Arthropod-borne flaviviruses and RNA interference: seeking new approaches for antiviral therapy

Abstract

Flaviviruses are the most prevalent arthropod-borne viruses worldwide, and nearly half of the 70 Flavivirus members identified are human pathogens. Despite the huge clinical impact of flaviviruses, there is no specific human antiviral therapy available to treat infection with any of the flaviviruses. Therefore, there is a continued search for novel therapies, and this review describes the current knowledge on the usage of RNA interference (RNAi) in combating flavivirus infections. RNAi is a process of sequence-specific gene silencing triggered by double-stranded RNA. Antiviral RNAi strategies against arthropod-borne flaviviruses have been reported and although several hurdles must be overcome to employ this technology in clinical applications, they potentially represent a new therapeutic tool.

Figure 4.1

RNA interference (RNAi). RNAi is a post‐transcriptional gene silencing mechanism that regulates gene expression and mediates resistance against pathogenic nucleic acids. The main effector molecules of RNAi are miRNAs and siRNAs. MiRNAs are encoded in the genome and transcribed into primary miRNA transcripts (pri-miRNAs). Pri-miRNAs are processed to miRNA precursors (pre-miRNAs) in the nucleus by the RNase III-like enzyme Drosha and the DiGeorge syndrome critical region 8 (DGCR8). Pre-miRNAs are transported to the cytoplasm by exportin 5, where they are cleaved by Dicer to yield ∼ 19–23 nt miRNA duplexes. One strand is then selected and loaded in the RNA-induced silencing complex (RISC).
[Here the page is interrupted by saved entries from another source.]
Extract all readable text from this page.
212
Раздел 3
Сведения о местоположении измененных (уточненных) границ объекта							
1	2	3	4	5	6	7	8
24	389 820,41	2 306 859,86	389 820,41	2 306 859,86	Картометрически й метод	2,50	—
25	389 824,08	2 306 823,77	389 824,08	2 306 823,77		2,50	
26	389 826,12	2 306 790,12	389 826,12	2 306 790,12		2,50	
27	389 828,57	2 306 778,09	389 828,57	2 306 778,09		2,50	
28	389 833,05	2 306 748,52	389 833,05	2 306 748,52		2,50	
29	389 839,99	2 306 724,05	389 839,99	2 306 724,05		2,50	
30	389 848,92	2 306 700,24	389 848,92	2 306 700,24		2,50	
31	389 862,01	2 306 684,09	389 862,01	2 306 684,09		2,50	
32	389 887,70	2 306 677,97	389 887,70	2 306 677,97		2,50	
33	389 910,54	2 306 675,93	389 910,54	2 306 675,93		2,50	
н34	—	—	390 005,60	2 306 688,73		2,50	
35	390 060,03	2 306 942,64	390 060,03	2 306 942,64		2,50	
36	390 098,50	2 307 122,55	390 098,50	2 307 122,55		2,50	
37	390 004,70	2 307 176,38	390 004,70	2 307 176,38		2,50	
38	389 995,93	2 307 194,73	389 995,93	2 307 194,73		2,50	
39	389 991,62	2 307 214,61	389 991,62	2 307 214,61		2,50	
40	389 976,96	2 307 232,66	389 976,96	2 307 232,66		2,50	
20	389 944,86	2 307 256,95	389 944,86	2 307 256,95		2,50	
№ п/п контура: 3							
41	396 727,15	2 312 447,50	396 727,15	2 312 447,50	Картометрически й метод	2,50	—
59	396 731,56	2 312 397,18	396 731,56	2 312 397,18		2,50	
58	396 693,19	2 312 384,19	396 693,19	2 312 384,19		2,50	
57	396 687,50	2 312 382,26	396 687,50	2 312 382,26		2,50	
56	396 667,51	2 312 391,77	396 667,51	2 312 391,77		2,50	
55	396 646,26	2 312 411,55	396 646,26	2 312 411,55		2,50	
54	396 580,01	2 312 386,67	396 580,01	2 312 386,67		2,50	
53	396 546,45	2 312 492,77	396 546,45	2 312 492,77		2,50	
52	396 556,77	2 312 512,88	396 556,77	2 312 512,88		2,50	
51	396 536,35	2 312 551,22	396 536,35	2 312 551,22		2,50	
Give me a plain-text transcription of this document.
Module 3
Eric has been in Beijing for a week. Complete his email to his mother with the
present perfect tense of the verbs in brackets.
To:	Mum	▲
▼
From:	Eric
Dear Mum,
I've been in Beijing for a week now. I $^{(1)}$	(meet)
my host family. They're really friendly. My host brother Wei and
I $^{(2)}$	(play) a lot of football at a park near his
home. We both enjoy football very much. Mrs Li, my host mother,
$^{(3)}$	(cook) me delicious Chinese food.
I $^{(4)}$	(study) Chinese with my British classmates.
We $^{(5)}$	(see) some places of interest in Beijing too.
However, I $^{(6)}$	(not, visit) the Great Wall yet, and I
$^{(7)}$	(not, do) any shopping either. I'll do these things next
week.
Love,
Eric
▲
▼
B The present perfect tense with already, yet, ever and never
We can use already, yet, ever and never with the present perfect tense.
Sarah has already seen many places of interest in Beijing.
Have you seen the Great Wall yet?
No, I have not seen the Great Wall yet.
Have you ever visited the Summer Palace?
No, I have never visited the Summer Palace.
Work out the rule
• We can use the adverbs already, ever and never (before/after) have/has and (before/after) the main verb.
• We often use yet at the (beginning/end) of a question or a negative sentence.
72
The key components of RISC are proteins of the Argonaute (AGO) family which mediate translational repression or cleavage of target mRNAs. Furthermore, dsRNA molecules are targets for the RNAi pathway. These dsRNA molecules are artificially introduced in the cell cytoplasm or are virus RNAs. Like miRNA precursors, long dsRNA are processed by Dicer into ∼ 21 nt siRNA duplexes. One strand of the siRNA is selected and loaded into RISC. The binding of an siRNA to its target mRNA typically induces degradation.

Figure 4.2

Flavivirus life cycle. Flaviviruses bind to cellular receptors on the surface of susceptible host cells (1). Virions are internalized by endocytosis (2). The acidic environment within the endosomes induces fusion (3) between the viral and cell membranes resulting in the release of the RNA genome (4). The RNA genome of flaviviruses contains a single open reading frame and highly structured 3′ and 5′UTRs ends. The RNA is translated into a polyprotein precursor that is processed into three structural proteins and seven nonstructural proteins (5). The complementary sequences CS (cyclization sequence) and UAR (upstream AUG regions) at both ends of the genome allow its circularization a required step for replication. Replication is mediated by the nonstructural proteins. Virus assembly occurs in the endoplasmic reticulum (ER) (6). The resultant immature particles are transported through the Golgi network where furin-mediated cleavage of prM to M generates mature infectious particles (7) that are released by exocytosis (8).